Judge Collins questioned the tactics of Goldsmith & Hull in another case: its pursuit of Jimi Demmitt, a clerk at a title insurance company who was making about $30,000 a year.

In 2009, through a court order, Goldsmith & Hull started taking 25 percent of Demmitt’s pay, or more than $674 a month. She had defaulted on a $2,375 loan to attend a Los Angeles trade school in the 1990s.

Demmitt, who lives near Los Angeles, told Goldsmith & Hull’s Falcon that she couldn’t afford to pay that much.

Falcon questioned her honesty, and another law firm employee suggested she get rid of her health insurance, Demmitt, who has diabetes, said in a court filing. Negotiating on her behalf, her boyfriend offered $150 a month, which the firm refused, she said.

In an October 2009 order, Judge Collins said Demmitt provided “unrefuted evidence” that the law firm failed to notify her of the judgment against her, contacting her at an address where she had never lived and when she was out of town.

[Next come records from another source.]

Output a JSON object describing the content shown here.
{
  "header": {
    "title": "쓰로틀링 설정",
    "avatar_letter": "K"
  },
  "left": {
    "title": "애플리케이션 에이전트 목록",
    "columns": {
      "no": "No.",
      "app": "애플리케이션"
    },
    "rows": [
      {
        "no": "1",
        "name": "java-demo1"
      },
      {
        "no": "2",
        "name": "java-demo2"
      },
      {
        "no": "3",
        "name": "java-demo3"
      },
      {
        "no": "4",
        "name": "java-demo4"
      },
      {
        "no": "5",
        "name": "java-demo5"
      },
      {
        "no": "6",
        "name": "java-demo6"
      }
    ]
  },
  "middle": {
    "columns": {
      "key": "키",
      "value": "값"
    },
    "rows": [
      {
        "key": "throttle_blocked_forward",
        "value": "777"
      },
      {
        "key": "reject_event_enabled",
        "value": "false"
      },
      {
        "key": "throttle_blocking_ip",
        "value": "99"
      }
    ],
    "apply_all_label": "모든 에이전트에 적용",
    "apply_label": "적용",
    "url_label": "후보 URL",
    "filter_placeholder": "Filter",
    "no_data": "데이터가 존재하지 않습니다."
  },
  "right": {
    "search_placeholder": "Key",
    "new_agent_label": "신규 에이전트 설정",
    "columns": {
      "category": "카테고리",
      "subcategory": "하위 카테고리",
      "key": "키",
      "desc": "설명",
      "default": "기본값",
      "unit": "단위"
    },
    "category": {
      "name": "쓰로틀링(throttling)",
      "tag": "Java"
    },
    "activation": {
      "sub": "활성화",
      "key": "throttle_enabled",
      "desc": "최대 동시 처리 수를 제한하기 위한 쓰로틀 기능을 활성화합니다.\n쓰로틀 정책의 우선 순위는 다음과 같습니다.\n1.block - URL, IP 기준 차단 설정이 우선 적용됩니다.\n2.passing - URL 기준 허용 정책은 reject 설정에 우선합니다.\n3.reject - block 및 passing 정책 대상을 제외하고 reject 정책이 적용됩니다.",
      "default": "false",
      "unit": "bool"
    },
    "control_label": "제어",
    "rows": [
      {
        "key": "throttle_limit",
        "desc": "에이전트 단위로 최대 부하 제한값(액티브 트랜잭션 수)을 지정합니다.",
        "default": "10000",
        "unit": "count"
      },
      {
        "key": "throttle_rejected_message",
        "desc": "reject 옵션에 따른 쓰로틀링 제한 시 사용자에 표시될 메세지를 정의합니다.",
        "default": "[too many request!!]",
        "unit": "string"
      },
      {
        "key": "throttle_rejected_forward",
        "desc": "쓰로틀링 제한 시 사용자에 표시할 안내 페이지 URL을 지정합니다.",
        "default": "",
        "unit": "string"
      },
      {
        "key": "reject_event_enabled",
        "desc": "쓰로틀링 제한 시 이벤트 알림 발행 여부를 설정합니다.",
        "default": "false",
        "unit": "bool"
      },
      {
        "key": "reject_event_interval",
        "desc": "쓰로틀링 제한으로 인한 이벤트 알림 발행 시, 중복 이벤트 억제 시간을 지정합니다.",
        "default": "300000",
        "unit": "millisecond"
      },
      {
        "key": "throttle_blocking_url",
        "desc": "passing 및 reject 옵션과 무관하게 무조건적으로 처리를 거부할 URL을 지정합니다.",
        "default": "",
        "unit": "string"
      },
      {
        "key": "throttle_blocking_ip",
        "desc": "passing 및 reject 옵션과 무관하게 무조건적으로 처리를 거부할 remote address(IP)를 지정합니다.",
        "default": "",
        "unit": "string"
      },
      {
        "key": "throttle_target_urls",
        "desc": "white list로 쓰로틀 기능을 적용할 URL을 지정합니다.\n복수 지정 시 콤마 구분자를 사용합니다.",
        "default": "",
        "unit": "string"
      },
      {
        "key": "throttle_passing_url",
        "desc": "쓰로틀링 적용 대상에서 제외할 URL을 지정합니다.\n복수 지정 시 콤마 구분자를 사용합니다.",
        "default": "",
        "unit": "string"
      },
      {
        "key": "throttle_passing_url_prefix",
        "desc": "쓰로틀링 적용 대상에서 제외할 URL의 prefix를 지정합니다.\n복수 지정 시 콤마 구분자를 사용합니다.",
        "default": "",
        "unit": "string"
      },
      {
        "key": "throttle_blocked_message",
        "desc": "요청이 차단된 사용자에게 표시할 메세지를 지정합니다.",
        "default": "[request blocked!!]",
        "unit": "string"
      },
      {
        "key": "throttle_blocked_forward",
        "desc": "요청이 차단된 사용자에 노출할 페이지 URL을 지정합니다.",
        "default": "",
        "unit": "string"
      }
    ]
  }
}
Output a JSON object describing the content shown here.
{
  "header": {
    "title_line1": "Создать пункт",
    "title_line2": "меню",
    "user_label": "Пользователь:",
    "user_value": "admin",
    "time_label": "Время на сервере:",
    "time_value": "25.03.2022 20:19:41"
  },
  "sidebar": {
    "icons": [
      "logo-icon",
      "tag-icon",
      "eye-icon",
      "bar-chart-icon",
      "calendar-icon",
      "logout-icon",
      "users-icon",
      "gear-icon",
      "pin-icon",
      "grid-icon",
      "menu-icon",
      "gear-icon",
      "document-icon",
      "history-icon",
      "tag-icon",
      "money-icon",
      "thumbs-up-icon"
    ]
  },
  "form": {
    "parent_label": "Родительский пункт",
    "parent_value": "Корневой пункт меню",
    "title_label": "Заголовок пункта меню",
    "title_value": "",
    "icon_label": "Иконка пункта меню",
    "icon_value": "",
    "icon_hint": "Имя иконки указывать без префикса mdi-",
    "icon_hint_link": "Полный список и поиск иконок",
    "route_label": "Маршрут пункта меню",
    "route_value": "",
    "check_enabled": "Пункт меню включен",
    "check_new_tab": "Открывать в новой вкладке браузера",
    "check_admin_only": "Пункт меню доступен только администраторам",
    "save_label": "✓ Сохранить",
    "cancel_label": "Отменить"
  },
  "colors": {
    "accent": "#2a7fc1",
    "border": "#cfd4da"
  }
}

Collins threw out the judgment, ordered a halt to the wage garnishment and said she would consider sanctions against Goldsmith & Hull. She declined to impose sanctions after the firm said it would take steps to prevent “future violations,” Collins said.

The U.S. Attorney’s office in Los Angeles looked into the complaints involving Brice and Demmitt, which were “resolved between private counsels and the debtors,” Price, the Justice Department spokeswoman, said in an email. Collins declined to discuss her orders.

Goldsmith & Hull agreed to settle Demmitt’s case for what it had already taken from her paycheck, almost $7,000, she said.

“They were treating me like a criminal, like someone who wasn’t offering to pay,” Demmitt said. “They were going to get the money, no matter what.”